Analizzando qualche pezzo, “Heard About Your Last Night” inizia con scampanellii molto Post Rock e ti fa immaginare uno sviluppo del disco molto diverso, “Simon Ferocius“ è un ipnotico crescendo che incalza lentamente ma alla fine non esplode mai. “Remurdered” invece mi sembra fare eco alla colonna sonora di Escape from New York di Carpenter e questo mi è piaciuto molto: un bass synth dallo spiccato sapore anni 80 fa da perno a tutto il pezzo e detta il crescendo senza segni distintivi melodici che arriva dalle basse frequenze come un terremoto che poi (mi passino la metafora forte) però non devasta. “Blues Hour” , pezzo cantato come un mantra, dà più il senso di autentico Post Rock d’annata, un pezzo lento come se si stessero scaricando le pile all’ipod ed invece energica come se ti stesse ricaricando dentro.
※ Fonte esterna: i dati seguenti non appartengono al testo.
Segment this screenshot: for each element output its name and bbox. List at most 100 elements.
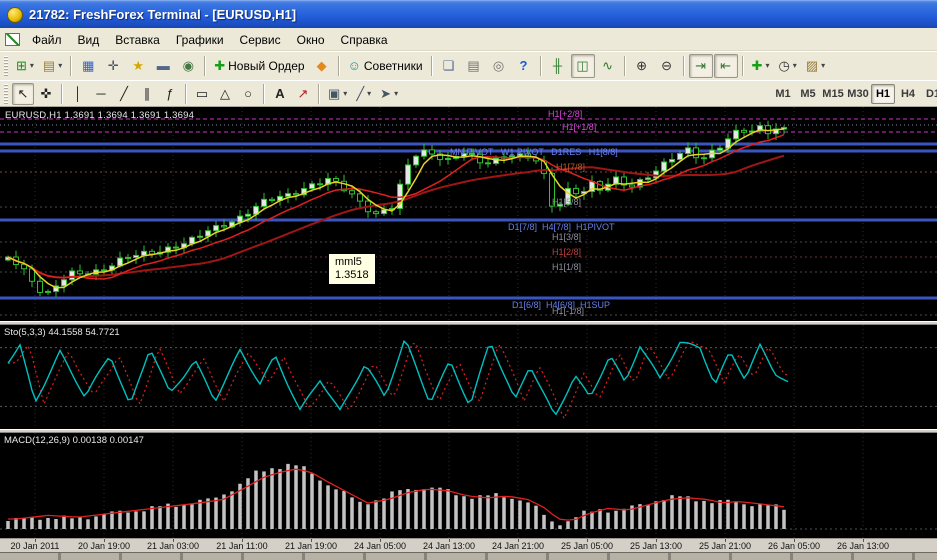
- chart-shift-icon: ⇤: [720, 58, 731, 73]
- bar-chart-mode-button[interactable]: ╫: [546, 54, 570, 78]
- tooltip-indicator-name: mml5: [335, 256, 362, 268]
- templates-icon: ▨: [805, 58, 819, 73]
- horizontal-line-button[interactable]: ─: [90, 83, 112, 105]
- time-axis-label: 21 Jan 19:00: [284, 541, 338, 551]
- data-window-button[interactable]: ✛: [101, 54, 125, 78]
- level-label: H1[5/8]: [552, 197, 582, 207]
- market-watch-button[interactable]: ▦: [76, 54, 100, 78]
- print-button[interactable]: ▤: [462, 54, 486, 78]
- ellipse-icon: ○: [244, 86, 252, 101]
- timeframe-d1-button[interactable]: D1: [921, 84, 937, 104]
- auto-scroll-button[interactable]: ⇥: [688, 53, 713, 78]
- templates-button[interactable]: ▨ ▾: [802, 54, 829, 78]
- fibonacci-retracement-icon: ƒ: [166, 86, 174, 101]
- fibonacci-retracement-button[interactable]: ƒ: [159, 83, 181, 105]
- timeframe-h4-button[interactable]: H4: [896, 84, 920, 104]
- tooltip-price: 1.3518: [335, 269, 369, 281]
- text-button[interactable]: A: [269, 83, 291, 105]
- trendline-icon: ╱: [120, 86, 128, 101]
- profiles-button[interactable]: ▤ ▾: [39, 54, 66, 78]
- chart-window-icon[interactable]: [5, 32, 20, 46]
- new-order-button[interactable]: ✚ Новый Ордер: [210, 54, 308, 78]
- macd-pane[interactable]: MACD(12,26,9) 0.00138 0.00147: [0, 433, 937, 538]
- menu-item-help[interactable]: Справка: [333, 29, 396, 50]
- dropdown-arrow-icon: ▾: [343, 89, 348, 98]
- terminal-icon: ▬: [156, 58, 170, 73]
- arrow-tools-dropdown-icon: ➤: [380, 86, 392, 101]
- candle-chart-mode-button[interactable]: ◫: [570, 53, 595, 78]
- dropdown-arrow-icon: ▾: [821, 61, 826, 70]
- cursor-button[interactable]: ↖: [12, 82, 34, 105]
- level-label: MN PIVOT W1 PIVOT D1RES H1[8/8]: [450, 147, 618, 157]
- toolbar-separator: [539, 55, 542, 76]
- toolbar-separator: [337, 55, 340, 76]
- shapes-dropdown-icon: ▣: [328, 86, 341, 101]
- metaeditor-button[interactable]: ◆: [310, 54, 334, 78]
- rectangle-button[interactable]: ▭: [191, 83, 213, 105]
- ellipse-button[interactable]: ○: [237, 83, 259, 105]
- print-preview-button[interactable]: ◎: [487, 54, 511, 78]
- toolbar-separator: [263, 83, 265, 104]
- level-label: H1[2/8]: [552, 247, 582, 257]
- arrow-object-icon: ↗: [297, 86, 309, 101]
- menu-item-insert[interactable]: Вставка: [107, 29, 168, 50]
- equidistant-channel-icon: ∥: [143, 86, 151, 101]
- timeframe-m5-button[interactable]: M5: [796, 84, 820, 104]
- dropdown-arrow-icon: ▾: [394, 89, 399, 98]
- level-label: H1[1/8]: [552, 262, 582, 272]
- expert-advisors-button[interactable]: ☺ Советники: [344, 54, 427, 78]
- timeframe-m30-button[interactable]: M30: [846, 84, 870, 104]
- time-axis[interactable]: 20 Jan 2011 20 Jan 19:00 21 Jan 03:00 21 Ja…: [0, 538, 937, 552]
- strategy-tester-button[interactable]: ◉: [176, 54, 200, 78]
- horizontal-line-icon: ─: [96, 86, 106, 101]
- title-bar[interactable]: 21782: FreshForex Terminal - [EURUSD,H1]: [0, 0, 937, 28]
- terminal-button[interactable]: ▬: [151, 54, 175, 78]
- navigator-button[interactable]: ★: [126, 54, 150, 78]
- triangle-button[interactable]: △: [214, 83, 236, 105]
- candle-chart-mode-icon: ◫: [576, 58, 589, 73]
- line-tools-dropdown-button[interactable]: ╱ ▾: [352, 83, 375, 105]
- level-label: H1[3/8]: [552, 232, 582, 242]
- level-label: H1[-1/8]: [552, 306, 585, 316]
- indicators-button[interactable]: ✚ ▾: [748, 54, 774, 78]
- arrow-object-button[interactable]: ↗: [292, 83, 314, 105]
- vertical-line-button[interactable]: │: [67, 83, 89, 105]
- time-axis-label: 21 Jan 11:00: [216, 541, 268, 551]
- macd-canvas[interactable]: [0, 433, 937, 538]
- zoom-out-button[interactable]: ⊖: [655, 54, 679, 78]
- level-label: D1[7/8] H4[7/8] H1PIVOT: [508, 222, 615, 232]
- timeframe-m1-button[interactable]: M1: [771, 84, 795, 104]
- shapes-dropdown-button[interactable]: ▣ ▾: [324, 83, 351, 105]
- menu-item-view[interactable]: Вид: [70, 29, 108, 50]
- help-button[interactable]: ?: [512, 54, 536, 78]
- help-icon: ?: [519, 58, 528, 73]
- chart-list-button[interactable]: ❏: [437, 54, 461, 78]
- price-chart-canvas[interactable]: [0, 107, 937, 321]
- line-chart-mode-button[interactable]: ∿: [596, 54, 620, 78]
- periods-button[interactable]: ◷ ▾: [774, 54, 800, 78]
- stochastic-canvas[interactable]: [0, 325, 937, 429]
- zoom-in-button[interactable]: ⊕: [630, 54, 654, 78]
- stochastic-pane[interactable]: Sto(5,3,3) 44.1558 54.7721: [0, 325, 937, 429]
- menu-item-file[interactable]: Файл: [24, 29, 70, 50]
- arrow-tools-dropdown-button[interactable]: ➤ ▾: [376, 83, 402, 105]
- trendline-button[interactable]: ╱: [113, 83, 135, 105]
- time-axis-label: 25 Jan 21:00: [698, 541, 752, 551]
- timeframe-m15-button[interactable]: M15: [821, 84, 845, 104]
- menu-item-charts[interactable]: Графики: [168, 29, 232, 50]
- toolbar-grip[interactable]: [4, 83, 8, 104]
- toolbar-grip[interactable]: [4, 55, 8, 76]
- toolbar-separator: [430, 55, 433, 76]
- menu-item-window[interactable]: Окно: [289, 29, 333, 50]
- crosshair-button[interactable]: ✜: [35, 83, 57, 105]
- timeframe-h1-button[interactable]: H1: [871, 83, 895, 104]
- standard-toolbar-items: ⊞ ▾ ▤ ▾ ▦ ✛ ★ ▬ ◉ ✚ Новый Ордер ◆ ☺ Советники ❏ ▤ ◎? ╫ ◫ ∿ ⊕…: [12, 53, 829, 78]
- new-chart-button[interactable]: ⊞ ▾: [12, 54, 38, 78]
- menu-item-tools[interactable]: Сервис: [232, 29, 289, 50]
- main-chart-pane[interactable]: EURUSD,H1 1.3691 1.3694 1.3691 1.3694 H1…: [0, 107, 937, 321]
- equidistant-channel-button[interactable]: ∥: [136, 83, 158, 105]
- metaeditor-icon: ◆: [316, 58, 327, 73]
- price-level-tooltip: mml5 1.3518: [328, 253, 376, 285]
- chart-shift-button[interactable]: ⇤: [713, 53, 738, 78]
- vertical-line-icon: │: [73, 86, 83, 101]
In questo pezzo, le onde le senti tutte e ti lavano a meraviglia. Purtroppo in questo disco un episodio piuttosto isolato.

Ricapitolando, un disco dei Mogwai non può prendersi da Angelo Violante un’insufficienza; per definizione e rispetto. Ma il disco mi ha lasciato con un senso di insoddisfazione fastidiosa. Quello che mi è mancato è il dialogo tra il silenzio e il rumore, tra il pieno e il vuoto. Anzi no, mi è mancato proprio il silenzio. Il silenzio è la nota non suonata più bella, quella che ti rende meravigliose le note suonate, quello che ti permette di essere colpito al cuore.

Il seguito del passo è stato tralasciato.